Speaking at the island’s National Day celebrations, a rare show of Taiwanese defense capabilities in the annual parade underlined Tsai Ingwen’s promise to resist Chinese military threats.
“We will do our utmost to prevent the status quo from being unilaterally altered,” President Tsai said. “We will continue to bolster our national defense and demonstrate our determination to defend ourselves in order to ensure that nobody can force Taiwan to take the path China has laid out for us.”
China claims Taiwan as part of its national territory although the island has been self-ruled since it split from the communist-ruled mainland in 1949 after a long civil war.
On Saturday, China’s leader Xi Jinping said reunification with Taiwan “must be realized.”
“No one should underestimate the Chinese people’s strong determination, will and capability to safeguard national sovereignty and territorial integrity,“Xi declared.
Tsai emphasized Taiwan’s vibrant democracy in contrast with Beijing’s deeply authoritarian, single-party Communist state.

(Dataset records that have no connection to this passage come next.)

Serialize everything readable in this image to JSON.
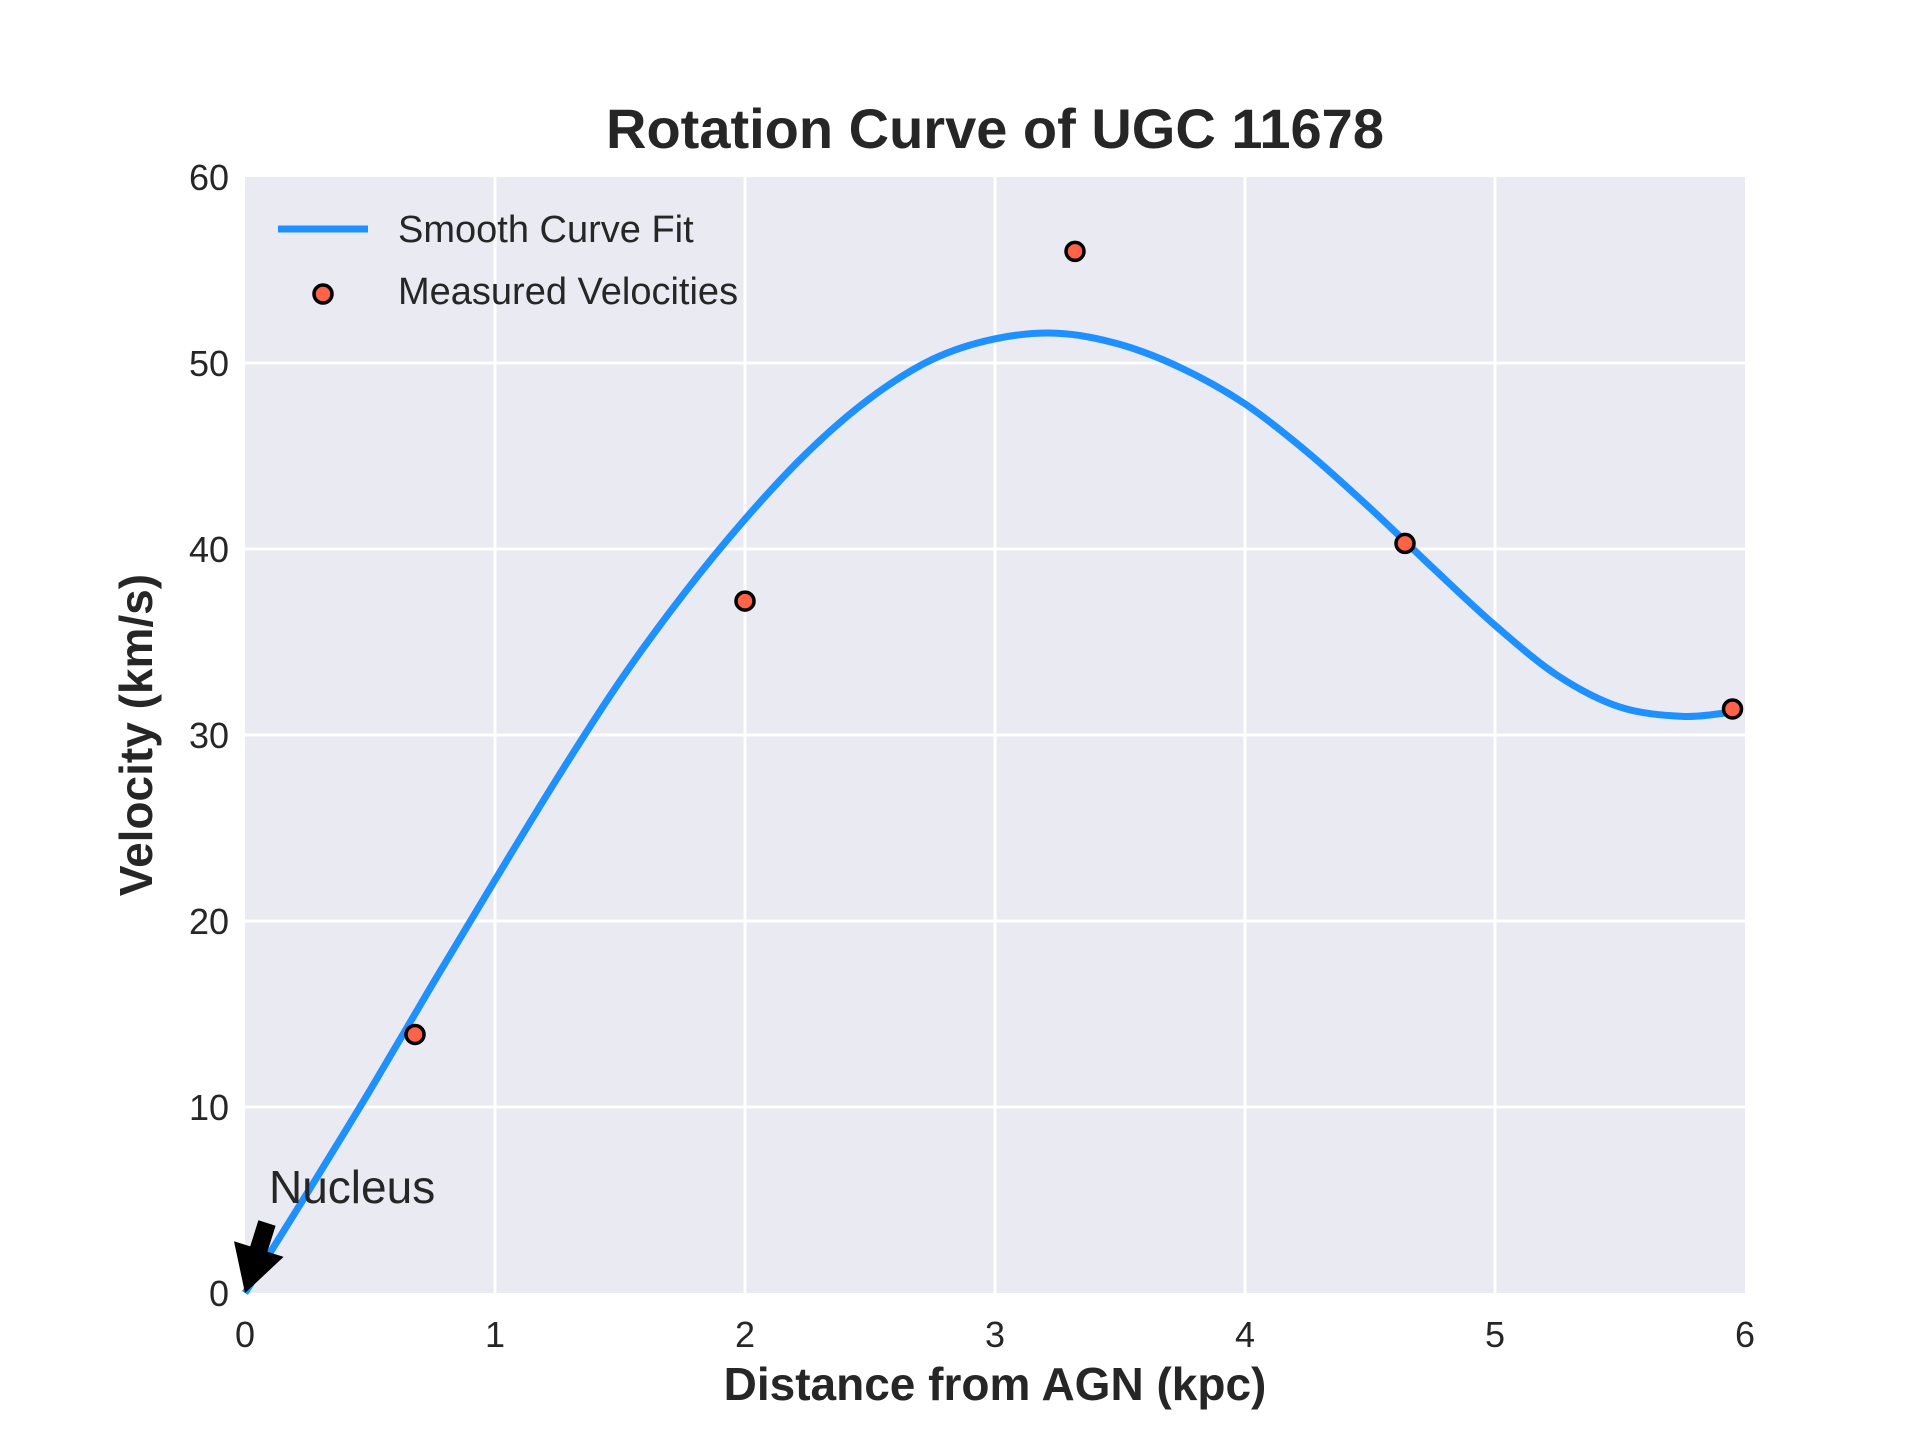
{
  "chart_data": {
    "type": "line",
    "title": "Rotation Curve of UGC 11678",
    "xlabel": "Distance from AGN (kpc)",
    "ylabel": "Velocity (km/s)",
    "xlim": [
      0,
      6
    ],
    "ylim": [
      0,
      60
    ],
    "xticks": [
      0,
      1,
      2,
      3,
      4,
      5,
      6
    ],
    "yticks": [
      0,
      10,
      20,
      30,
      40,
      50,
      60
    ],
    "grid": true,
    "legend_position": "top-left",
    "background_color": "#eaeaf2",
    "series": [
      {
        "name": "Smooth Curve Fit",
        "kind": "line",
        "color": "#1e90ff",
        "x": [
          0,
          0.25,
          0.5,
          0.75,
          1.0,
          1.25,
          1.5,
          1.75,
          2.0,
          2.25,
          2.5,
          2.75,
          3.0,
          3.25,
          3.5,
          3.75,
          4.0,
          4.25,
          4.5,
          4.75,
          5.0,
          5.25,
          5.5,
          5.75,
          5.93
        ],
        "y": [
          0,
          5.4,
          10.9,
          16.6,
          22.2,
          27.7,
          32.9,
          37.5,
          41.6,
          45.2,
          48.1,
          50.2,
          51.3,
          51.6,
          51.0,
          49.7,
          47.8,
          45.2,
          42.2,
          39.0,
          35.9,
          33.2,
          31.5,
          31.0,
          31.2
        ]
      },
      {
        "name": "Measured Velocities",
        "kind": "scatter",
        "color": "#ff6347",
        "edge_color": "#000000",
        "x": [
          0.68,
          2.0,
          3.32,
          4.64,
          5.95
        ],
        "y": [
          13.9,
          37.2,
          56.0,
          40.3,
          31.4
        ]
      }
    ],
    "annotations": [
      {
        "text": "Nucleus",
        "x": 0,
        "y": 0,
        "arrow": true
      }
    ]
  }
}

“The path that China has laid out offers neither a free and democratic way of life for Taiwan, nor sovereignty for our 23 million people,“Tsai said.
Tsai rarely singles out China in her public speeches, but in this speech acknowledged the increasing tensions that Taiwan faces as Chinese military harassment escalated in the past year. Since September of last year, China has flown fighter jets more than 800 times towards Taiwan.
The island has strengthened its unofficial ties with countries like Japan, Australia and the U.S. in the face of the rising tensions.
Following the address, Taiwan’s Ministry of National Defense showed off a range of weaponry including missile launchers and armored vehicles while fighters jets and helicopters soared overhead. These included a formation of F-16, Indigenous Defense Fighters and Mirage 2000’s, which left wide contrails in their wake.
The show of air power was followed by a group of CM32 tanks, followed later by trucks carrying missile systems.
Tsai said Taiwan wanted to contribute to peaceful regional development, even as the situation becomes “more tense and complex” in the Indo-Pacific.
China’s Taiwan Affairs Office issued a statement Sunday night, saying that Tsai’s party, the Democratic Progressive Party, is “the source of turbulence and tension in crossstrait relations, and the biggest threat to peace and stability in the Taiwan Strait.”